You were introduced to the most basic and important HTML tags. By adding these coded commands to any plain-text document, you can quickly transform it into a bona fide web page. You learned that the first step in creating a web page is to put a few obligatory HTML tags at the beginning and end, including adding a title for the page. You can then mark where paragraphs and lines end and add horizontal rules and headings, if you want them. You also got a taste of some of the semantic tags in HTML5, which are used to provide additional meaning by delineating the types of content your pages contain (not just the content itself). Table 2.1 summarizes all the tags introduced in this hour.

TABLE 2.1 HTML Tags Covered in Hour 2

Finally, you learned about the importance of validating your HTML and how to do this using online validation tools.

Q&A

Q. I’ve created a web page, but when I open the file in my web browser, I see all the text, including the HTML tags. Sometimes I even see weird gobbledygook characters at the top of the page. What did I do wrong?

A. You didn’t save the file as plain text. Try saving the file again, being careful to save it as Text Only or ASCII Text. If you can’t quite figure out how to get your word processor to do that, don’t stress. Just type your HTML files in Notepad or TextEdit instead, and everything should work just fine. (Also, always make sure that the filename of your web page ends in .html or .htm.)

Q. I’ve seen web pages on the Internet that don’t have <!DOCTYPE> or <html> tags at the beginning. You said pages always have to start with these tags.

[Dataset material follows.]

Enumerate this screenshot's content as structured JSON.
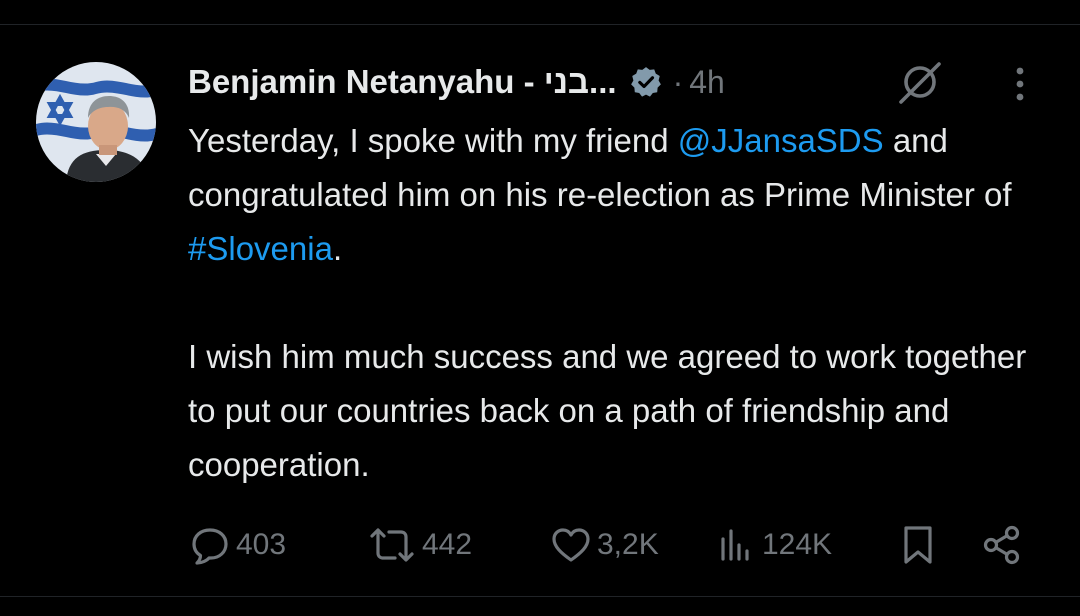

What’s the deal?

A. Many web browsers will forgive you if you forget to include the <!DOCTYPE> or <html> tag and will display the page correctly anyway. However, it’s a very good idea to include it because some software does need it to identify the page as valid HTML. Besides, you want your pages to be bona fide HTML pages so that they conform to the latest web standards.

Quiz

Quiz Loads Here

Exercises

Even if your main goal in reading this book is to create web content for your business, you might want to make a personal web page just for practice. Type a few paragraphs to introduce yourself to the world, and use the HTML tags you learned in this hour to make them into a web page.
Throughout the book, you’ll be following along with the code examples and making pages of your own. Take a moment now to set up a basic document template containing the document type declaration and tags for the core HTML document structure. That way, you can be ready to copy and paste that information whenever you need it.